What is a filter in the context of musical instruments?

Also posted at www.WildRockStudios.com

Musical instrument makers have been using filters to shape the sound of their instruments since, I suppose, the first musical instrument. For example, the evolution of early bowed string instruments to the modern violin reflects a corresponding evolution of filter design. And the evolution continues!

Well-studied and frequently-cited filters critical to a violin are:

• Types of wood and thickness
• Physical shape and dimensionsType of glue used
• The varnish
• Topology of the arching of the top and back
• The “graduation” (varying thickness) of the violin top
• The bass bar
• The sound post
• The bridge
• The tailpiece
• Manner of attaching the neck
• Length of the strings
• Shape and overall aperture size of the sound holes
• Composition of the strings (e.g. gut, steel, aluminum, titanium and various allows, etc.)

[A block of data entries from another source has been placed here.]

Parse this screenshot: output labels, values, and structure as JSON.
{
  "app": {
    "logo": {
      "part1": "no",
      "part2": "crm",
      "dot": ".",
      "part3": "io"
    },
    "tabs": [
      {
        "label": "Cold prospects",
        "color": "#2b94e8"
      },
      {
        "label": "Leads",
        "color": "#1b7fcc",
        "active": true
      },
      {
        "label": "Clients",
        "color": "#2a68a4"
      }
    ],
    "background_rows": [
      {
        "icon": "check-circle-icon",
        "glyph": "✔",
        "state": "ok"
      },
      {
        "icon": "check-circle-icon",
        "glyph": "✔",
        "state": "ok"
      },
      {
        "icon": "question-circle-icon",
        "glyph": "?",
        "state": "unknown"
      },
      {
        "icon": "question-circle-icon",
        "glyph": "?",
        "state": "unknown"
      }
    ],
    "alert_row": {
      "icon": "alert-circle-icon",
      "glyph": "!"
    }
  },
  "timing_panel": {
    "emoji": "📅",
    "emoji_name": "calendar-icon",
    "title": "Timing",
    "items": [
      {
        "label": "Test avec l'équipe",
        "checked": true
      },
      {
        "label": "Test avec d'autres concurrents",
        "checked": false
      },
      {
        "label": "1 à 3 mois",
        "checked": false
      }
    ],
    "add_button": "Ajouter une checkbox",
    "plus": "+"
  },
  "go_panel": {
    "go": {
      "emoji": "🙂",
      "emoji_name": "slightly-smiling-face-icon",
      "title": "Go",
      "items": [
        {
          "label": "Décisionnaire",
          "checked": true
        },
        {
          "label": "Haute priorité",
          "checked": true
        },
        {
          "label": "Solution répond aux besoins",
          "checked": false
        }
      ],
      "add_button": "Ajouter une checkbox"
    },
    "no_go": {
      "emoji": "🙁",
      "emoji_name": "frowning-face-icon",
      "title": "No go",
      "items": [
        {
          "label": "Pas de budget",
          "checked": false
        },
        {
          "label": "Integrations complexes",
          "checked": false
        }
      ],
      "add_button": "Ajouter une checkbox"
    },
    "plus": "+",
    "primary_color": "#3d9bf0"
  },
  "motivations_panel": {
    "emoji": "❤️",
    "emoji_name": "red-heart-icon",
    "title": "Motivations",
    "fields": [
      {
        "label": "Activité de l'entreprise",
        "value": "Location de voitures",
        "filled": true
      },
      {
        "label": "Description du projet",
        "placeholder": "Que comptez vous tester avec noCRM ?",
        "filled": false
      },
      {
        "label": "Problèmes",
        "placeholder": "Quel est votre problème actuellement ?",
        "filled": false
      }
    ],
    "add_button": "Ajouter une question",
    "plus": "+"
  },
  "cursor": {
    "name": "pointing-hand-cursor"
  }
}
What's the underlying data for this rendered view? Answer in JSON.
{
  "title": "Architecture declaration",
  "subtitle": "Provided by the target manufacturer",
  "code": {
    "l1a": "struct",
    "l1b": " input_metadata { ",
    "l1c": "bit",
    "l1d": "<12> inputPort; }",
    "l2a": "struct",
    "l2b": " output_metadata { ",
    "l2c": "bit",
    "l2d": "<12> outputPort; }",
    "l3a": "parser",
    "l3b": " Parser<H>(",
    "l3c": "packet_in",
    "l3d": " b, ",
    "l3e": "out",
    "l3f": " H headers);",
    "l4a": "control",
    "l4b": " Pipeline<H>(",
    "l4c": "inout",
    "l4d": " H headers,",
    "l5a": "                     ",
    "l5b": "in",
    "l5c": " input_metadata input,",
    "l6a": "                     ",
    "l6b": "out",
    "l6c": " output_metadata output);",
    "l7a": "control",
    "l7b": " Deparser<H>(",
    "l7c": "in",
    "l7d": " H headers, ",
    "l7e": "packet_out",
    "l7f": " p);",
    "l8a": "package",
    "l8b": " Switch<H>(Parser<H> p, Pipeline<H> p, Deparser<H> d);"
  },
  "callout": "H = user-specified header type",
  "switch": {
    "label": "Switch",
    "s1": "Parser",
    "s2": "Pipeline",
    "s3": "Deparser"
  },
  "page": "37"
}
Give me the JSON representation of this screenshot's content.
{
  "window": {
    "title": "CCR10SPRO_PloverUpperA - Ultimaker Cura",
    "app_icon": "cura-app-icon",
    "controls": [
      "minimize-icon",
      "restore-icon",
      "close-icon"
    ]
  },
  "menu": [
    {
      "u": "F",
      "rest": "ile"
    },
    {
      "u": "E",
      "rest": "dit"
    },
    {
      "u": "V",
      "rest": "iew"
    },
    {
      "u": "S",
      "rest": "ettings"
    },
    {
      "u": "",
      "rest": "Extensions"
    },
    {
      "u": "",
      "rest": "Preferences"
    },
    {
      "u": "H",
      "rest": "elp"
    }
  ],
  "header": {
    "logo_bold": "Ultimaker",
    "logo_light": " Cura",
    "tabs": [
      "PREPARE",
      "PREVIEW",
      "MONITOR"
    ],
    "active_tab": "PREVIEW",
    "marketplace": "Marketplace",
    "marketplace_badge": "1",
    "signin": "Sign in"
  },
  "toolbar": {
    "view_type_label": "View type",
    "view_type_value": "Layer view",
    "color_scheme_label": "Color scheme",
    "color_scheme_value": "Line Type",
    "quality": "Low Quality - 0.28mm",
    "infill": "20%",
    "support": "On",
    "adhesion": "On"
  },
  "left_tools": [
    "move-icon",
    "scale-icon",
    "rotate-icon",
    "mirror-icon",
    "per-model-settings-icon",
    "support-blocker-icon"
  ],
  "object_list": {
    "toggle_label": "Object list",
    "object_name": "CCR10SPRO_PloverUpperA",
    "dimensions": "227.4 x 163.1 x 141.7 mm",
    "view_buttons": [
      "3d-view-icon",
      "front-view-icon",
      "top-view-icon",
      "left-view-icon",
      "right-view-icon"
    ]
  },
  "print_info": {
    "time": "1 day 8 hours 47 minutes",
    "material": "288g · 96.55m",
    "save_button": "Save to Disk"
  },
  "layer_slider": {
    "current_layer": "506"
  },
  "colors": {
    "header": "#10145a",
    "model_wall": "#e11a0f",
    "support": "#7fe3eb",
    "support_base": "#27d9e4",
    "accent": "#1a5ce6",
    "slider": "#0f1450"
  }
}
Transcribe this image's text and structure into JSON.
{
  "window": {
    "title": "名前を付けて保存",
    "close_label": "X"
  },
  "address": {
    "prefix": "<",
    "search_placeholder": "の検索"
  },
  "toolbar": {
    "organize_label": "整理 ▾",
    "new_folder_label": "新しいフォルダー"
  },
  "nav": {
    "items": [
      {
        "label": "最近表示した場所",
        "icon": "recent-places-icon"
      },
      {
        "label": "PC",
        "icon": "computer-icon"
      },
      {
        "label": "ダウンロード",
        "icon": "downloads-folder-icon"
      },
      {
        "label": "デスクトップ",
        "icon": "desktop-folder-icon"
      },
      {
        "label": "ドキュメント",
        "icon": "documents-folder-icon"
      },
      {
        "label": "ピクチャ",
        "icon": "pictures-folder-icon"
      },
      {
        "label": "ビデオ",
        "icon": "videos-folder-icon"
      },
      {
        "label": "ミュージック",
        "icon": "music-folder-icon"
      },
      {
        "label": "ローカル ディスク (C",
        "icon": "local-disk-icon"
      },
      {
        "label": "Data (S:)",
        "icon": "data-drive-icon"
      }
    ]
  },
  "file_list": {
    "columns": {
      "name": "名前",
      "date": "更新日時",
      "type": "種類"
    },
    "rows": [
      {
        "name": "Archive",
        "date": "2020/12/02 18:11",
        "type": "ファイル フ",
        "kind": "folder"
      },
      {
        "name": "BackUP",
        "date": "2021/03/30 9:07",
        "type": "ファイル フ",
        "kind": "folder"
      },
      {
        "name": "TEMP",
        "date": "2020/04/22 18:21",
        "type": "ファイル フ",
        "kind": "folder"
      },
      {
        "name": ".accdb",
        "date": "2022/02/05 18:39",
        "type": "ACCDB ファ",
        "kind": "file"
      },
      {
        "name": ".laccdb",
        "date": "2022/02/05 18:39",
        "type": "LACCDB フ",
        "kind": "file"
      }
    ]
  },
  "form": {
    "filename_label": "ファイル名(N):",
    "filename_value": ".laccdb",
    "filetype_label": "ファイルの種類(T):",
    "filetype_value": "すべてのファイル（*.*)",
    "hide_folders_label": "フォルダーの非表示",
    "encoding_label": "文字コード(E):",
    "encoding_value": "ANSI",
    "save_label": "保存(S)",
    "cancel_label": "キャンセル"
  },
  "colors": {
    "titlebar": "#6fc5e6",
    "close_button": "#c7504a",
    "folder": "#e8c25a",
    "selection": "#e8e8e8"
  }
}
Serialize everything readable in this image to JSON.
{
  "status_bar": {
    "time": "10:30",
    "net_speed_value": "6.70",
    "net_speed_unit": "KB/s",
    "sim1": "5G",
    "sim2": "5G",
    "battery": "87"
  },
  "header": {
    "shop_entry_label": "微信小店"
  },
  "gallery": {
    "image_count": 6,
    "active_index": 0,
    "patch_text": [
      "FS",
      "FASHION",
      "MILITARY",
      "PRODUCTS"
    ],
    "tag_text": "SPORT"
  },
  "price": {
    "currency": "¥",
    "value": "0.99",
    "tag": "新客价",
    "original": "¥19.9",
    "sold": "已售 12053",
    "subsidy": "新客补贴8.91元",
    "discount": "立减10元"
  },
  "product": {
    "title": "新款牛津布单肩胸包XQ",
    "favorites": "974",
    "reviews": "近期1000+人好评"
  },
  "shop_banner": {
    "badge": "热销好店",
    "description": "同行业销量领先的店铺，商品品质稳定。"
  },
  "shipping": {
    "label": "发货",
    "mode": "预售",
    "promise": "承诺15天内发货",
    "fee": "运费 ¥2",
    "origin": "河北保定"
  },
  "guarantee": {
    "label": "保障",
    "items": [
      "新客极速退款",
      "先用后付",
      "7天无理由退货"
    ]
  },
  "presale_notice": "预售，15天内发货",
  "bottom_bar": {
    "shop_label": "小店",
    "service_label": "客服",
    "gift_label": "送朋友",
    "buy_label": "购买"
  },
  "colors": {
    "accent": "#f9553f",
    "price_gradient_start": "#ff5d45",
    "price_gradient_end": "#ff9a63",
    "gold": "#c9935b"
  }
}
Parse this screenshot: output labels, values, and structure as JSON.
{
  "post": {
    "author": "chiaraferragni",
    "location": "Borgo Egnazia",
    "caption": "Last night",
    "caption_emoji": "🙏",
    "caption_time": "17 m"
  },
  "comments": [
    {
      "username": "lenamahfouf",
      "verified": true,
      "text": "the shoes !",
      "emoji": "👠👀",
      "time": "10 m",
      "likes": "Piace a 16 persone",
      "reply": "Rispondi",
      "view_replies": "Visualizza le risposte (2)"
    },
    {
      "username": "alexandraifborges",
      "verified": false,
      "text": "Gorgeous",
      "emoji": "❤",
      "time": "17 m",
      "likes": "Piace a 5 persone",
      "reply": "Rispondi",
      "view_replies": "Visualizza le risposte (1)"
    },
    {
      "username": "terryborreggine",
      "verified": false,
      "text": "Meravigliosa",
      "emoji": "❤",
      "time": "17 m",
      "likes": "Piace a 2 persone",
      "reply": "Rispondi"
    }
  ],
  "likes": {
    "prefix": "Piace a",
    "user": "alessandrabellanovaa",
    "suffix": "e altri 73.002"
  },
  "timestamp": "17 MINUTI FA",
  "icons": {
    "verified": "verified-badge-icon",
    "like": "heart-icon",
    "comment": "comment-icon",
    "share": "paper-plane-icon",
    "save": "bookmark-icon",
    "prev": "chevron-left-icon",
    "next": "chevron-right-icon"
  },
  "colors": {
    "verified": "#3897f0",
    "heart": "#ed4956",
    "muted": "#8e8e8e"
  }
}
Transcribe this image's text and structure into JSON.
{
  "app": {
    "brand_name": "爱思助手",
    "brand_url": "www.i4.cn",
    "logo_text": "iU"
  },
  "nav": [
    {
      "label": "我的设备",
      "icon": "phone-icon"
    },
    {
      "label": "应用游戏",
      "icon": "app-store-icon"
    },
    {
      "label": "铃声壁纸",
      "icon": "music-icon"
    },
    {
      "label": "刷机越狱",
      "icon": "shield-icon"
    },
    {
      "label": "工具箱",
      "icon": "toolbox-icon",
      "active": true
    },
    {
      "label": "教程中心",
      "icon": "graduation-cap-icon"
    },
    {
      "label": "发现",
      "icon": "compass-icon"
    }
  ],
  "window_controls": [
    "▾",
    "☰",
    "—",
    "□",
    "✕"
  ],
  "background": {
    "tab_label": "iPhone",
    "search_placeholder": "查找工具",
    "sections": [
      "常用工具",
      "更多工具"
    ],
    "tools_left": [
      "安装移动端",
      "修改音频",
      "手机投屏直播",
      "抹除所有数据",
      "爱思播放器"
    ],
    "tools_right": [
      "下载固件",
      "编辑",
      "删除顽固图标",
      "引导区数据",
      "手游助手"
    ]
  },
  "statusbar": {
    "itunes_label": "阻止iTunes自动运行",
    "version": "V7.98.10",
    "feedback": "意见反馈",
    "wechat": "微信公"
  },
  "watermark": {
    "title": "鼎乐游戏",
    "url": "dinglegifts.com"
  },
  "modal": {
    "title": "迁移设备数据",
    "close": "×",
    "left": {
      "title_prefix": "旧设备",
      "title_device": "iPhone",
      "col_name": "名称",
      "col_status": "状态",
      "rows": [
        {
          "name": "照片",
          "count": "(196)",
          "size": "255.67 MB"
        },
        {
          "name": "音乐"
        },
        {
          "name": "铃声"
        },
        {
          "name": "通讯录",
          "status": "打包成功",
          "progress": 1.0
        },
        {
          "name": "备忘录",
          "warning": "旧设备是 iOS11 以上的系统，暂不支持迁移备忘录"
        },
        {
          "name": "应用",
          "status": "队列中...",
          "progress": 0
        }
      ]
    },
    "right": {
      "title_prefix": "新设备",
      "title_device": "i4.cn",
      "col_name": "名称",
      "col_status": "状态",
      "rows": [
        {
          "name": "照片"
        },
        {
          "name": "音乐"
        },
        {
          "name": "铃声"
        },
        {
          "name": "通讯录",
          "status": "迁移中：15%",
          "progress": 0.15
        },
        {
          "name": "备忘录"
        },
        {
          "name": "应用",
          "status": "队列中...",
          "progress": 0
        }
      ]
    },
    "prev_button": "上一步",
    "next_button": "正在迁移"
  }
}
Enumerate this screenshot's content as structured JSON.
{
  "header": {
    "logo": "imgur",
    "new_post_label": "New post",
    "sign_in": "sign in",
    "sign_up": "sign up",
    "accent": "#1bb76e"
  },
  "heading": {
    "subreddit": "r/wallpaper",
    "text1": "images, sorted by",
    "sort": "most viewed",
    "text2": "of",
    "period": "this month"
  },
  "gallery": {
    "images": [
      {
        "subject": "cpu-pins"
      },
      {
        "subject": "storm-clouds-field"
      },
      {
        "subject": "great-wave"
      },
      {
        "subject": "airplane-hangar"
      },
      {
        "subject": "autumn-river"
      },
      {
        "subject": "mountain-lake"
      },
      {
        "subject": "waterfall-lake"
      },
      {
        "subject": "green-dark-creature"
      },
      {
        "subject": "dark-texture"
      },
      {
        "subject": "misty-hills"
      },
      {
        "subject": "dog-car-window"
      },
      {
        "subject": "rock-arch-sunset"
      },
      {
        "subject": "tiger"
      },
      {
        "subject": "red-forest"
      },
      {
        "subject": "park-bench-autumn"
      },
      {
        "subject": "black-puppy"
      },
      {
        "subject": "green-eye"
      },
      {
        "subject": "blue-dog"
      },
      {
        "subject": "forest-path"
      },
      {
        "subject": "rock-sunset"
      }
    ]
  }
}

Every variable listed above, and many more, interact in ways that are still not fully understood, even by the most well-informed experts on musical instrument acoustics, affecting how a violin body filters the signal induced at the bridge by the vibrating strings. This is one of the reasons that the violin and its relative instruments are still closely-studied instrument in doctoral dissertations and masters’ theses.

Today, violinists and fiddlers fine-tune the sound of their instruments by varying the type of strings, the thickness and height of the bridge, the placement of the sound post, the type of tailpiece and even the “tail gut” that attaches the tailpiece to its hitching point (called the tail button). On a modern violin or fiddle, the tail gut could be made of actual “gut” (twisted sheep intestine), stainless steel, nylon or braided Kevlar cord. The matter of strings is even more complex. Each brand and sub-brand of string, apart from the string’s performance on an actual instrument, is well known for its tension, responsiveness to the bow, its “darkness”, “brightness”, “warmth”, “focus” and so forth.

Once the sound from a violin or any other musical instrument is generated, there is yet more filtering performed by a microphone, the sound reinforcement system, the room acoustics, and the physical structures that comprise the hearing process.

So, anything through which a signal passes (in our case, a music signal), whatever its form, can be regarded as a filter.

Examples:

• Cross-over circuits in speaker cabinets
• Treble, mid-range and bass boost circuits on a pre-amp
• Graphic equalizers
• Effects boxes (often called “stomp boxes”), commonly used by guitarists

It has been said "When you think about it, everything is a filter."

Filters can be physical or electronic. Electronic filters can be analog, making use of various capacitors, oscillators and so forth. They can also be digital, which operate on sound that has been represented as a series of numbers. The filtering is a computation that takes one sequence of numbers (the input signal) and produces a new sequence of numbers (the filtered output signal). A digital filter is fundamentally the implementation of a software algorithm.

It is noteworthy that many digital filters, such as a digital “octave splitter” (generates an output an octave or more lower than the input), first convert an incoming analog signal to a digital signal, does its processing, and then converts the signal back to an analog signal that is output to either an amplifier or another effects box.

High-Pass and Low-Pass Filters

This is often a point of confusion.

• A low-pass filter rejects frequencies above a certain point.
• A high-pass rejects frequencies below a certain point.